Lieutenant-colonel, le 25 décembre 1786 mais réformé le 27 janvier 1787.

A nouveau Lieutenant-colonel, le 18 décembre 1791.

Colonel, le 1er février 1792.

Maréchal de camp, le 7 septembre 1792.

Général de division, le 23 avril 1795.

Maréchal de l'Empire, le 15 avril 1815.


États de service

Elève à l'école d'artillerie de Strasbourg, le 31 mars 1780.

Au régiment d'artillerie de Besançon, le 24 août 1781.

Au régiment royal étranger cavalerie, le 28 octobre 1784.

Sous-lieutenant des gardes du corps du roi, compagnie écossaise, le 25 décembre 1786.

Réformé, le 27 janvier 1787.

Au 12e régiment de chasseurs à cheval, le 18 décembre 1791.

Au 2e régiment de dragons, colonel, le 1er février 1792.

Au 6e régiment de hussards, le 8 juillet 1792.

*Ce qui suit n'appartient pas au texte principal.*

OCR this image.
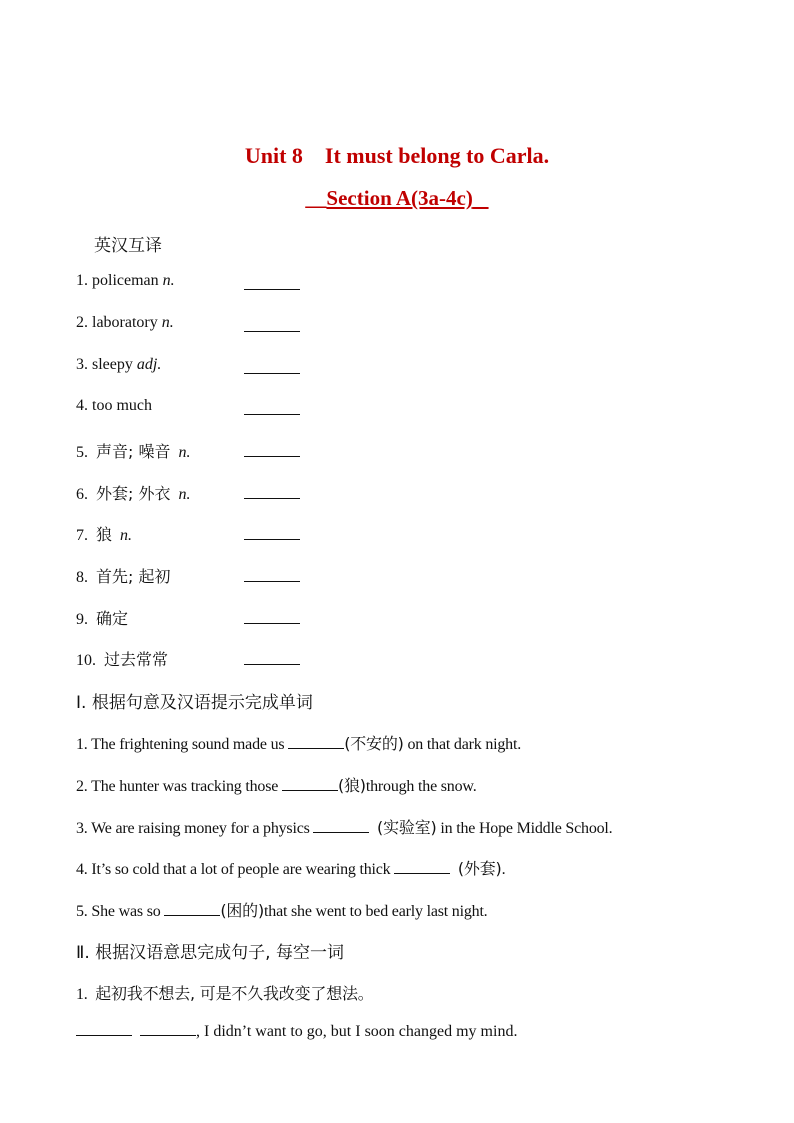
Unit 8    It must belong to Carla.
__Section A(3a-4c)
英汉互译
1. policeman n.
2. laboratory n.
3. sleepy adj.
4. too much
5. 声音; 噪音 n.
6. 外套; 外衣 n.
7. 狼 n.
8. 首先; 起初
9. 确定
10. 过去常常
Ⅰ. 根据句意及汉语提示完成单词
1. The frightening sound made us	(不安的) on that dark night.
2. The hunter was tracking those	(狼)through the snow.
3. We are raising money for a physics	(实验室) in the Hope Middle School.
4. It’s so cold that a lot of people are wearing thick	(外套).
5. She was so	(困的)that she went to bed early last night.
Ⅱ. 根据汉语意思完成句子, 每空一词
1. 起初我不想去, 可是不久我改变了想法。
, I didn’t want to go, but I soon changed my mind.
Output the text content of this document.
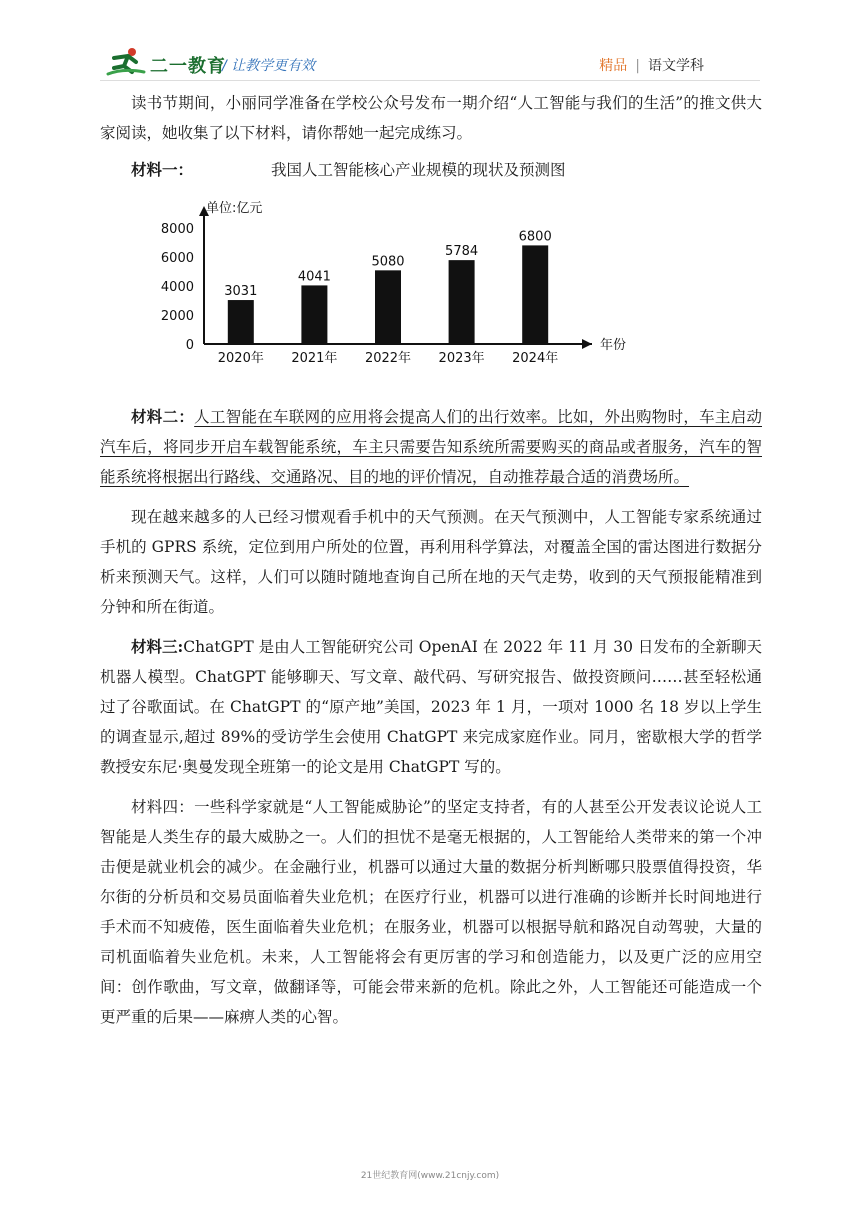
二一教育
/ 让教学更有效	精品 | 语文学科

读书节期间，小丽同学准备在学校公众号发布一期介绍“人工智能与我们的生活”的推文供大家阅读，她收集了以下材料，请你帮她一起完成练习。

材料一：	我国人工智能核心产业规模的现状及预测图
单位:亿元
年份
0
2000
4000
6000
8000
3031
2020年
4041
2021年
5080
2022年
5784
2023年
6800
2024年

材料二：人工智能在车联网的应用将会提高人们的出行效率。比如，外出购物时，车主启动汽车后，将同步开启车载智能系统，车主只需要告知系统所需要购买的商品或者服务，汽车的智能系统将根据出行路线、交通路况、目的地的评价情况，自动推荐最合适的消费场所。

现在越来越多的人已经习惯观看手机中的天气预测。在天气预测中，人工智能专家系统通过手机的 GPRS 系统，定位到用户所处的位置，再利用科学算法，对覆盖全国的雷达图进行数据分析来预测天气。这样，人们可以随时随地查询自己所在地的天气走势，收到的天气预报能精准到分钟和所在街道。

材料三:ChatGPT 是由人工智能研究公司 OpenAI 在 2022 年 11 月 30 日发布的全新聊天机器人模型。ChatGPT 能够聊天、写文章、敲代码、写研究报告、做投资顾问……甚至轻松通过了谷歌面试。在 ChatGPT 的“原产地”美国，2023 年 1 月，一项对 1000 名 18 岁以上学生的调查显示,超过 89%的受访学生会使用 ChatGPT 来完成家庭作业。同月，密歇根大学的哲学教授安东尼·奥曼发现全班第一的论文是用 ChatGPT 写的。

材料四：一些科学家就是“人工智能威胁论”的坚定支持者，有的人甚至公开发表议论说人工智能是人类生存的最大威胁之一。人们的担忧不是毫无根据的，人工智能给人类带来的第一个冲击便是就业机会的减少。在金融行业，机器可以通过大量的数据分析判断哪只股票值得投资，华尔街的分析员和交易员面临着失业危机；在医疗行业，机器可以进行准确的诊断并长时间地进行手术而不知疲倦，医生面临着失业危机；在服务业，机器可以根据导航和路况自动驾驶，大量的司机面临着失业危机。未来，人工智能将会有更厉害的学习和创造能力，以及更广泛的应用空间：创作歌曲，写文章，做翻译等，可能会带来新的危机。除此之外，人工智能还可能造成一个更严重的后果——麻痹人类的心智。

21世纪教育网(www.21cnjy.com)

A l'armée du Centre puis des Alpes, en septembre 1792.

A l'armée des côtes de Brest, le 15 mai 1793.

Suspendu comme noble, le 30 septembre 1793.

Exclu de l'armée pour ce motif, le 8 octobre 1793.

Réintégré dans son grade à l'armée de l'Ouest, le 29 novembre 1794.

Chef d'état-major de Hoche à l'armée de l'Ouest, 1795-1796.

Commandant en chef de l'armée des côtes de Brest à la place de Pérignon, le 26 novembre 1795.

Nommé chef d'état-major de l'armée du Nord, le 25 mars 1796.

Commandant la 12e division militaire à la Rochelle, du 2 septembre 1796 au 17 mars 1798.

Commandant en second l'expédition d'Irlande et chef d'état-major de Hoche, le 1er novembre 1796.

Commandant par intérim l'expédition d'Irlande, du 24 décembre 1796 au 18 janvier 1797.

Chef d'état-major de l'armée du Nord, le 17 mars 1798.

Chef d'état-major de l'armée de Mayence, le 11 juillet 1798.

Commandant la division du Piémont, le 11 décembre 1798.

Chef d'état-major de Moreau en Italie, en mai 1799.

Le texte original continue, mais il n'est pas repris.